6.1、prototxt文件中新层的描述

    保持不变

6.2、新增 myNeuron_layer.hpp 和 myNeuron_layer.cu

      myNeuron_layer.hpp 保持不变,在src/caffe/layers/ 增加 myNeuron_layer.cu

 

#include <vector>

#include "caffe/layers/myNeuron_layer.hpp"
#include "caffe/util/math_functions.hpp"
#include <iostream>
using namespace std;

namespace caffe {

template <typename Dtype>
void MyNeuronLayer<Dtype>::Forward_gpu(
    const vector<Blob<Dtype>*>& bottom, const vector<Blob<Dtype>*>& top) {
  const int count = top[0]->count();
  Dtype* top_data = top[0]->mutable_gpu_data();
  caffe_gpu_powx(count, bottom[0]->gpu_data(), Dtype(power_), top_data);
}

template <typename Dtype>
void MyNeuronLayer<Dtype>::Backward_gpu(const vector<Blob<Dtype>*>& top,
    const vector<bool>& propagate_down, const vector<Blob<Dtype>*>& bottom) {
  const int count = top[0]->count();
  const Dtype* top_diff = top[0]->gpu_diff();
  if (propagate_down[0]) {
    const Dtype* bottom_data = bottom[0]->gpu_data();
    Dtype* bottom_diff = bottom[0]->mutable_gpu_diff();
    const Dtype* bottom_data_w = bottom[0]->cpu_data();
    const Dtype* bottom_diff_w = bottom[0]->cpu_diff();

    cout << "bottom_data[0]: " << bottom_data_w[0] << endl;
    cout << "bottom_diff[0]: " << bottom_diff_w[0] << endl;

    caffe_gpu_powx(count, bottom_data, Dtype(power_ - 1), bottom_diff);

    bottom_diff = bottom[0]->mutable_gpu_diff();
    bottom_data_w = bottom[0]->cpu_data();
    bottom_diff_w = bottom[0]->cpu_diff();
    cout << "bottom_data[0]: " << bottom_data_w[0] << endl;
    cout << "bottom_diff[0]: " << bottom_diff_w[0] << endl;

    caffe_gpu_scal(count, Dtype(power_), bottom_diff);

    bottom_diff = bottom[0]->mutable_gpu_diff();
    bottom_data_w = bottom[0]->cpu_data();
    bottom_diff_w = bottom[0]->cpu_diff();
    cout << "bottom_data[0]: " << bottom_data_w[0] << endl;
    cout << "bottom_diff[0]: " << bottom_diff_w[0] << endl;

    caffe_gpu_mul(count, bottom_diff, top_diff, bottom_diff);

    bottom_diff = bottom[0]->mutable_gpu_diff();
    bottom_data_w = bottom[0]->cpu_data();
    bottom_diff_w = bottom[0]->cpu_diff();
    cout << "bottom_data[0]: " << bottom_data_w[0] << endl;
    cout << "bottom_diff[0]: " << bottom_diff_w[0] << endl;
  }
}

INSTANTIATE_LAYER_GPU_FUNCS(MyNeuronLayer);

}  // namespace caffe

5.3、注册
(1) 保持不变

 

(2) 在 cu 文件后添加

INSTANTIATE_LAYER_GPU_FUNCS(MyNeuronLayer);

5.4、测试
     重新 make之后,创建 deploy.prototxt 和 test_my_neuron_gpu.py , deploy.prototxt  保持不变,test_my_neuron_gpu.py

如下:

# -*- coding: utf-8 -*-

import numpy as np
import matplotlib.pyplot as plt
import os
import sys

deploy_file = "./deploy.prototxt"
test_data   = "./5.jpg"

if __name__ == '__main__':
  sys.path.append("/home/zjy/caffe/python")
  import caffe
  caffe.set_mode_gpu()

  net = caffe.Net(deploy_file,caffe.TEST)

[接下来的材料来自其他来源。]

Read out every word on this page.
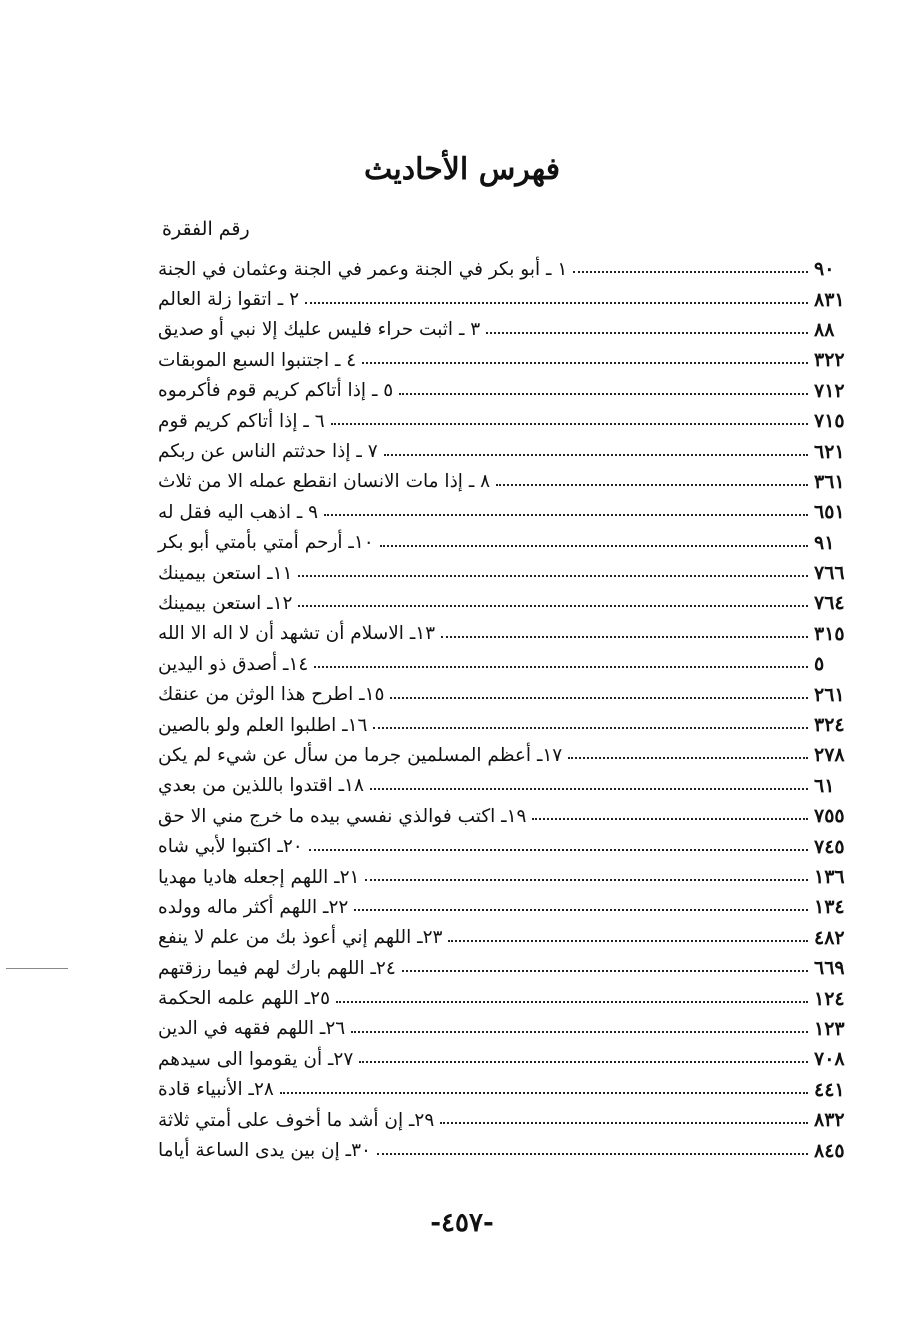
فهرس الأحاديث
رقم الفقرة
١ ـ أبو بكر في الجنة وعمر في الجنة وعثمان في الجنة	٩٠
٢ ـ اتقوا زلة العالم	٨٣١
٣ ـ اثبت حراء فليس عليك إلا نبي أو صديق	٨٨
٤ ـ اجتنبوا السبع الموبقات	٣٢٢
٥ ـ إذا أتاكم كريم قوم فأكرموه	٧١٢
٦ ـ إذا أتاكم كريم قوم	٧١٥
٧ ـ إذا حدثتم الناس عن ربكم	٦٢١
٨ ـ إذا مات الانسان انقطع عمله الا من ثلاث	٣٦١
٩ ـ اذهب اليه فقل له	٦٥١
١٠ـ أرحم أمتي بأمتي أبو بكر	٩١
١١ـ استعن بيمينك	٧٦٦
١٢ـ استعن بيمينك	٧٦٤
١٣ـ الاسلام أن تشهد أن لا اله الا الله	٣١٥
١٤ـ أصدق ذو اليدين	٥
١٥ـ اطرح هذا الوثن من عنقك	٢٦١
١٦ـ اطلبوا العلم ولو بالصين	٣٢٤
١٧ـ أعظم المسلمين جرما من سأل عن شيء لم يكن	٢٧٨
١٨ـ اقتدوا باللذين من بعدي	٦١
١٩ـ اكتب فوالذي نفسي بيده ما خرج مني الا حق	٧٥٥
٢٠ـ اكتبوا لأبي شاه	٧٤٥
٢١ـ اللهم إجعله هاديا مهديا	١٣٦
٢٢ـ اللهم أكثر ماله وولده	١٣٤
٢٣ـ اللهم إني أعوذ بك من علم لا ينفع	٤٨٢
٢٤ـ اللهم بارك لهم فيما رزقتهم	٦٦٩
٢٥ـ اللهم علمه الحكمة	١٢٤
٢٦ـ اللهم فقهه في الدين	١٢٣
٢٧ـ أن يقوموا الى سيدهم	٧٠٨
٢٨ـ الأنبياء قادة	٤٤١
٢٩ـ إن أشد ما أخوف على أمتي ثلاثة	٨٣٢
٣٠ـ إن بين يدى الساعة أياما	٨٤٥
-٤٥٧-
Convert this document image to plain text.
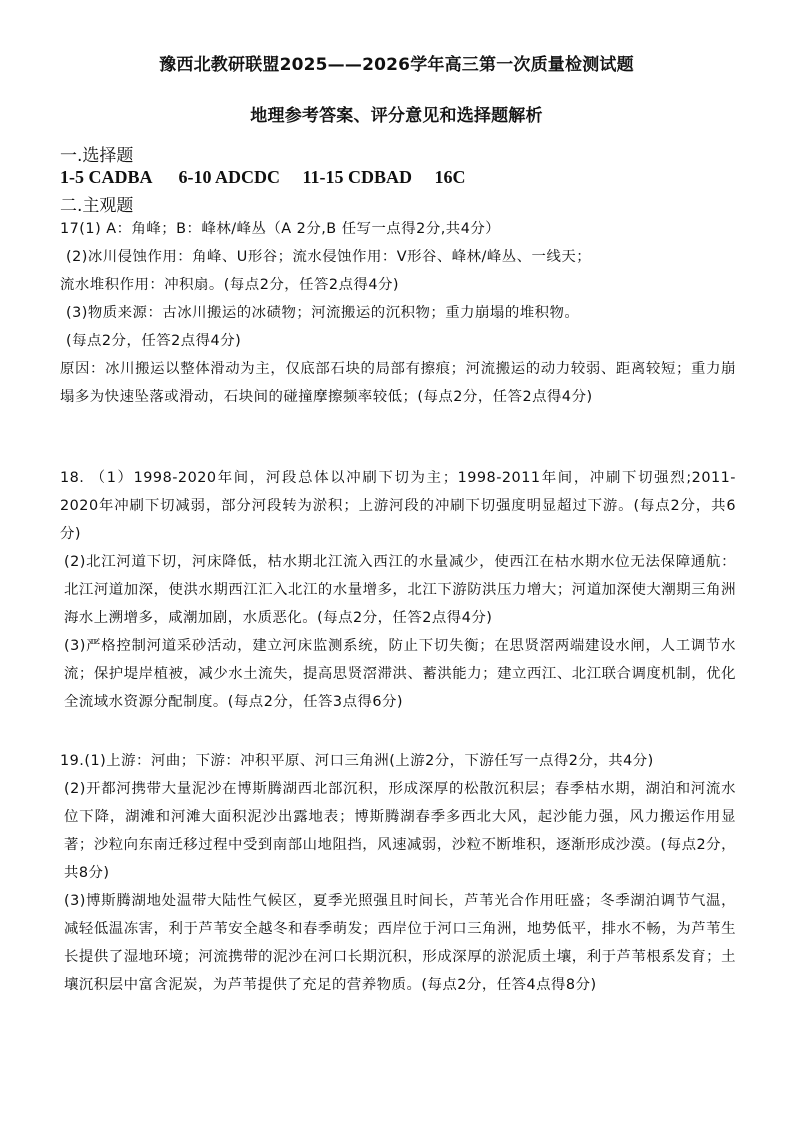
豫西北教研联盟2025——2026学年高三第一次质量检测试题
地理参考答案、评分意见和选择题解析
一.选择题
1-5 CADBA      6-10 ADCDC     11-15 CDBAD     16C
二.主观题

17(1) A：角峰；B：峰林/峰丛（A 2分,B 任写一点得2分,共4分）

(2)冰川侵蚀作用：角峰、U形谷；流水侵蚀作用：V形谷、峰林/峰丛、一线天；

流水堆积作用：冲积扇。(每点2分，任答2点得4分)

(3)物质来源：古冰川搬运的冰碛物；河流搬运的沉积物；重力崩塌的堆积物。

(每点2分，任答2点得4分)

原因：冰川搬运以整体滑动为主，仅底部石块的局部有擦痕；河流搬运的动力较弱、距离较短；重力崩塌多为快速坠落或滑动，石块间的碰撞摩擦频率较低；(每点2分，任答2点得4分)

18. （1）1998-2020年间，河段总体以冲刷下切为主；1998-2011年间，冲刷下切强烈;2011-2020年冲刷下切减弱，部分河段转为淤积；上游河段的冲刷下切强度明显超过下游。(每点2分，共6分)

(2)北江河道下切，河床降低，枯水期北江流入西江的水量减少，使西江在枯水期水位无法保障通航：北江河道加深，使洪水期西江汇入北江的水量增多，北江下游防洪压力增大；河道加深使大潮期三角洲海水上溯增多，咸潮加剧，水质恶化。(每点2分，任答2点得4分)

(3)严格控制河道采砂活动，建立河床监测系统，防止下切失衡；在思贤滘两端建设水闸，人工调节水流；保护堤岸植被，减少水土流失，提高思贤滘滞洪、蓄洪能力；建立西江、北江联合调度机制，优化全流域水资源分配制度。(每点2分，任答3点得6分)

19.(1)上游：河曲；下游：冲积平原、河口三角洲(上游2分，下游任写一点得2分，共4分)

(2)开都河携带大量泥沙在博斯腾湖西北部沉积，形成深厚的松散沉积层；春季枯水期，湖泊和河流水位下降，湖滩和河滩大面积泥沙出露地表；博斯腾湖春季多西北大风，起沙能力强，风力搬运作用显著；沙粒向东南迁移过程中受到南部山地阻挡，风速减弱，沙粒不断堆积，逐渐形成沙漠。(每点2分，共8分)

(3)博斯腾湖地处温带大陆性气候区，夏季光照强且时间长，芦苇光合作用旺盛；冬季湖泊调节气温，减轻低温冻害，利于芦苇安全越冬和春季萌发；西岸位于河口三角洲，地势低平，排水不畅，为芦苇生长提供了湿地环境；河流携带的泥沙在河口长期沉积，形成深厚的淤泥质土壤，利于芦苇根系发育；土壤沉积层中富含泥炭，为芦苇提供了充足的营养物质。(每点2分，任答4点得8分)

  transformer = caffe.io.Transformer({'data': net.blobs['data'].data.shape})

  transformer.set_transpose('data', (2, 0, 1))

  img = caffe.io.load_image(test_data,color=False)

  net.blobs['data'].data[...] = transformer.preprocess('data', img)

  print net.blobs['data'].data[0][0][14]

  out = net.forward()

  print out['data_out'][0][0][14]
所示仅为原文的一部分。